The utility of Additive Manufacturing
Normal production techniques, such as milling, turning, EDM, laser cutting, waterjet cutting and others involve the removal of material from the starting block to obtain the final object. Additive Manufacturing, on the other hand, as the name suggests, is based on the opposite process. Material is deposited and added from time to time up to the final component, almost like building a house brick by brick. Although Additive Manufacturing techniques have been popular in the automotive field for years, they are still relatively new technologies when compared to the long history of the modern industry. For this reason, although the number of pieces made by adding material is constantly growing, the teams continue their research and investments to ensure that the quality of the final product is high, so that they can be used to produce increasingly critical and subject to at higher stresses.

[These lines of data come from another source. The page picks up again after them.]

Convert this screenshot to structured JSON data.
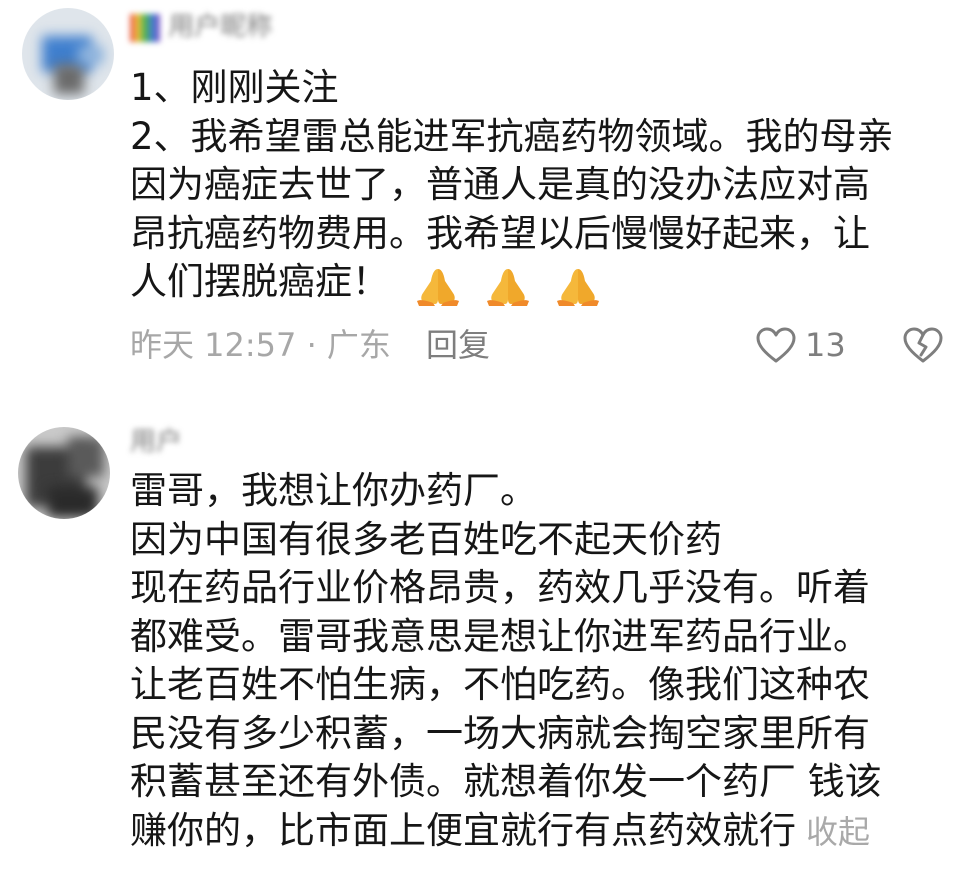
{
  "comments": [
    {
      "username": "用户昵称",
      "lines": [
        "1、刚刚关注",
        "2、我希望雷总能进军抗癌药物领域。我的母亲",
        "因为癌症去世了，普通人是真的没办法应对高",
        "昂抗癌药物费用。我希望以后慢慢好起来，让",
        "人们摆脱癌症！"
      ],
      "emoji": "🙏🙏🙏",
      "time": "昨天 12:57 · 广东",
      "reply_label": "回复",
      "like_count": "13"
    },
    {
      "username": "用户",
      "lines": [
        "雷哥，我想让你办药厂。",
        "因为中国有很多老百姓吃不起天价药",
        "现在药品行业价格昂贵，药效几乎没有。听着",
        "都难受。雷哥我意思是想让你进军药品行业。",
        "让老百姓不怕生病，不怕吃药。像我们这种农",
        "民没有多少积蓄，一场大病就会掏空家里所有",
        "积蓄甚至还有外债。就想着你发一个药厂 钱该",
        "赚你的，比市面上便宜就行有点药效就行"
      ],
      "collapse_label": "收起"
    }
  ],
  "icons": {
    "like": "heart-outline-icon",
    "dislike": "broken-heart-icon",
    "emoji": "folded-hands-emoji"
  },
  "colors": {
    "text": "#161616",
    "meta": "#a7a7a7",
    "action": "#7e7e7e",
    "collapse": "#a9a9a9",
    "emoji": "#f4b63a"
  }
}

The advantages of Additive Manufacturing are many. One of them is that building the piece by adding material is possible make entirely hollow components or with complex geometries, as light as they are impossible to produce with traditional techniques. In addition, net of post-print processing and finishing, since there is no removal of material, waste and costs are also reduced. Finally, the Additive falls between rapid prototyping techniquesi.e. it allows the creation of prototypes of new parts at low cost and not necessarily in their final material, without, however, the need to invest in an ad hoc production process before being sure of the effectiveness of the update.
The seven families
Additive Manufacturing is classified into seven families of different techniques, although new ones are always being added as progress progresses. 3D printing actually refers to the techniques of jetting, the equivalent of a three-dimensional printer. An injector deposits molten polymeric material onto a platform and moves through space through a system of sliding arms and/or tracks, building the final object. Another family of Additive Manufacturing is that of Powder Bed Fusion, also known as sintering. A metallic powder is applied to the base or part under construction and is fused into a compact mass by a heat source, laser beam or electron beam.

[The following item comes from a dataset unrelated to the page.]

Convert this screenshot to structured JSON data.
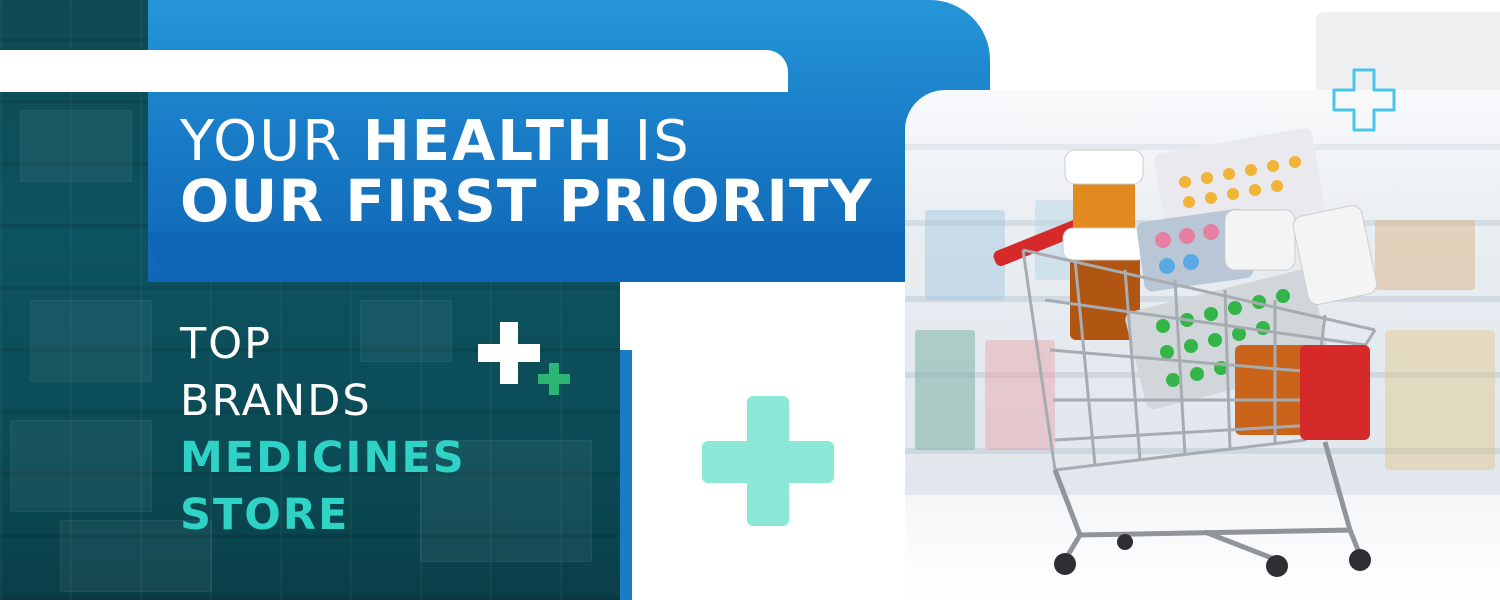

A particularly fascinating technology is that of VAT photopolymerization, a family which includes the technique of stereolithography. A vat contains a photosensitive liquid resin, which polymerizes and solidifies when struck by an optical or laser beam. The beams thus aim to hit precise points of the liquid resin, to solidify it exactly according to the desired geometries. A further example of a widespread technique in the field of Additive Manufacturing is that of lamination, in which different sheets are added on top of each other and compressed together. Normally there is a tendency to apply an adhesive resin to compact the different layers, but a valid alternative is that of ultrasonic welding.
Applications in Formula 1
The applications of Additive Manufacturing in Formula 1 are numerous. Sintering is already being used to produce some mechanical components that are not subject to critical mechanical and thermal stresses. However, the field in which the most numerous examples are found is that of cooling system. In fact, radiators are required to dissipate large quantities of heat in the most compact possible volume, in order not to limit the freedom of aerodynamic design. In order to satisfy the demand, the ratio between the heat exchange surface and the volume of the radiator is increased as much as possible, creating ultra-thin tubes and fins, sometimes with a thickness lower than that of a human hair. Additive Manufacturing is therefore essential to create similar geometries and there are now several intercoolers made with this technique.

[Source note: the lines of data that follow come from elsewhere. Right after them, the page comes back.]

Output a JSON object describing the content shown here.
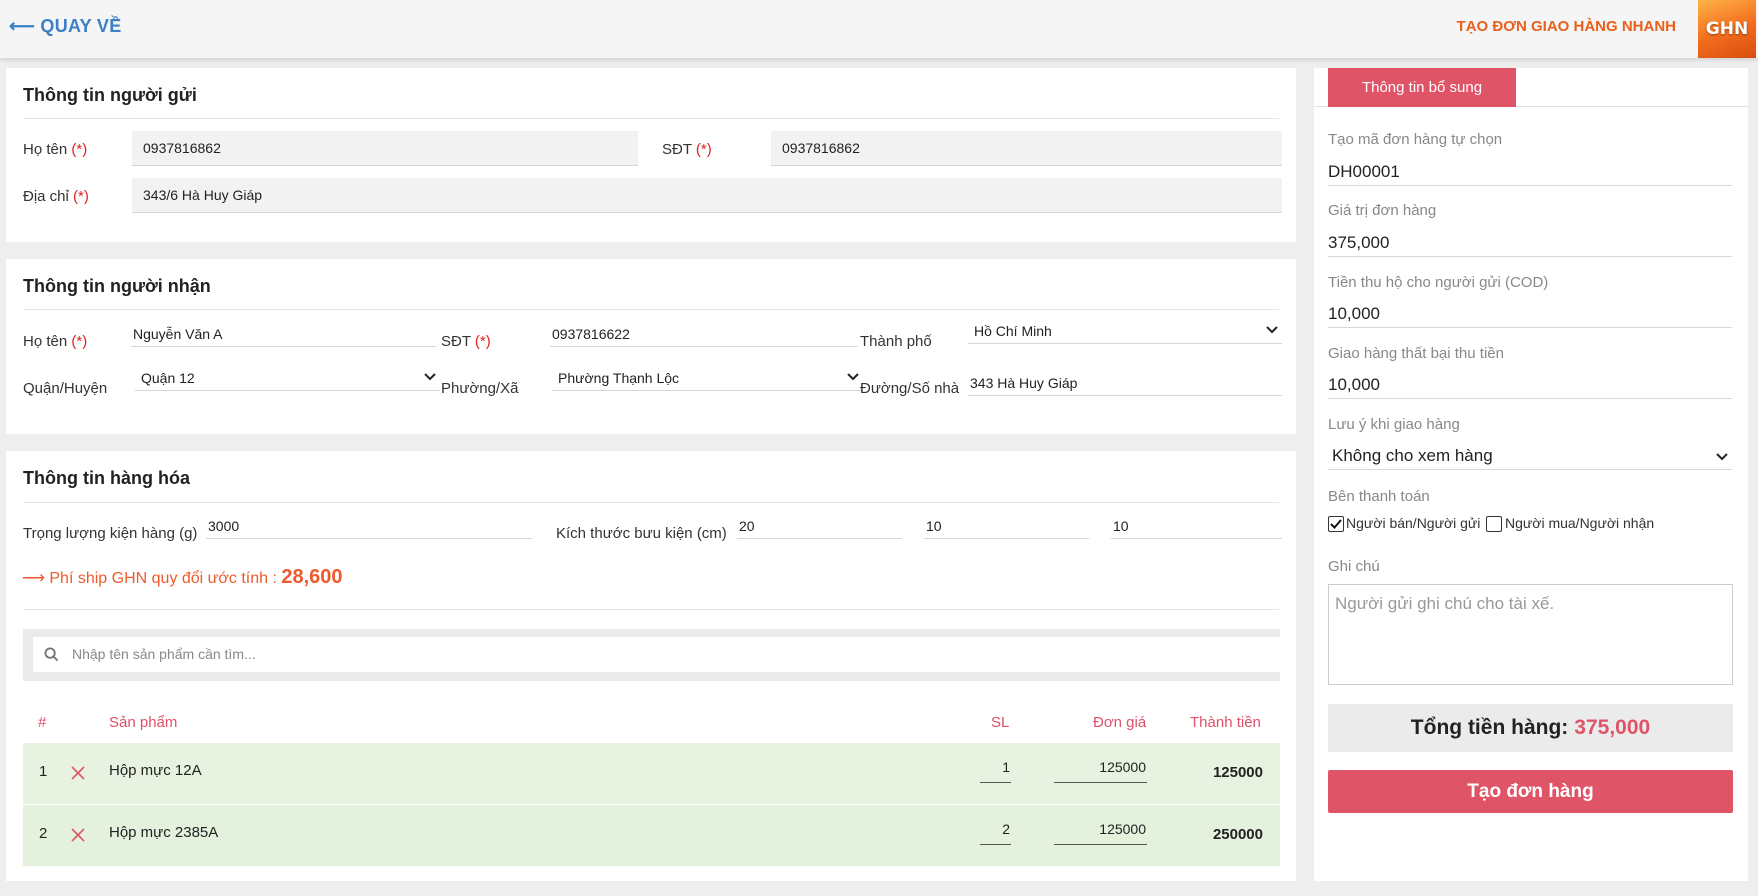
{
  "header": {
    "back_label": "⟵ QUAY VỀ",
    "brand_title": "TẠO ĐƠN GIAO HÀNG NHANH",
    "logo_text": "GHN"
  },
  "sender": {
    "title": "Thông tin người gửi",
    "name_label": "Họ tên",
    "name_value": "0937816862",
    "phone_label": "SĐT",
    "phone_value": "0937816862",
    "address_label": "Địa chỉ",
    "address_value": "343/6 Hà Huy Giáp",
    "required_mark": "(*)"
  },
  "receiver": {
    "title": "Thông tin người nhận",
    "name_label": "Họ tên",
    "name_value": "Nguyễn Văn A",
    "phone_label": "SĐT",
    "phone_value": "0937816622",
    "city_label": "Thành phố",
    "city_value": "Hồ Chí Minh",
    "district_label": "Quận/Huyện",
    "district_value": "Quận 12",
    "ward_label": "Phường/Xã",
    "ward_value": "Phường Thạnh Lộc",
    "street_label": "Đường/Số nhà",
    "street_value": "343 Hà Huy Giáp",
    "required_mark": "(*)"
  },
  "goods": {
    "title": "Thông tin hàng hóa",
    "weight_label": "Trọng lượng kiện hàng (g)",
    "weight_value": "3000",
    "size_label": "Kích thước bưu kiện (cm)",
    "length_value": "20",
    "width_value": "10",
    "height_value": "10",
    "ship_label": "⟶ Phí ship GHN quy đổi ước tính :",
    "ship_value": "28,600",
    "search_placeholder": "Nhập tên sản phẩm cần tìm...",
    "table": {
      "headers": {
        "index": "#",
        "product": "Sản phẩm",
        "qty": "SL",
        "price": "Đơn giá",
        "total": "Thành tiền"
      },
      "rows": [
        {
          "index": "1",
          "product": "Hộp mực 12A",
          "qty": "1",
          "price": "125000",
          "total": "125000"
        },
        {
          "index": "2",
          "product": "Hộp mực 2385A",
          "qty": "2",
          "price": "125000",
          "total": "250000"
        }
      ]
    }
  },
  "side": {
    "tab_label": "Thông tin bổ sung",
    "order_code_label": "Tạo mã đơn hàng tự chọn",
    "order_code_value": "DH00001",
    "order_value_label": "Giá trị đơn hàng",
    "order_value_value": "375,000",
    "cod_label": "Tiền thu hộ cho người gửi (COD)",
    "cod_value": "10,000",
    "fail_label": "Giao hàng thất bại thu tiền",
    "fail_value": "10,000",
    "note_delivery_label": "Lưu ý khi giao hàng",
    "note_delivery_value": "Không cho xem hàng",
    "payer_label": "Bên thanh toán",
    "payer_seller_label": "Người bán/Người gửi",
    "payer_seller_checked": true,
    "payer_buyer_label": "Người mua/Người nhận",
    "payer_buyer_checked": false,
    "remark_label": "Ghi chú",
    "remark_placeholder": "Người gửi ghi chú cho tài xế.",
    "total_label": "Tổng tiền hàng:",
    "total_value": "375,000",
    "create_label": "Tạo đơn hàng"
  },
  "colors": {
    "accent": "#e05468",
    "brand": "#e8601c",
    "link": "#3b7fc4",
    "row_bg": "#e7f3e0"
  }
}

Applications of 3D printing, on the other hand, are found for those components that do not have a structural function, for example the supports for the sensors and for the cameras. Furthermore, the usefulness of these techniques in the field of rapid prototyping is often exploited, for example by creating temporary aerodynamic updates, which are evaluated in free tests before proceeding in the factory with the expensive production of the molds and the final carbon component. Additive Manufacturing is an increasingly rich world both in industry and in Formula 1 and its applications are becoming more numerous with each passing season.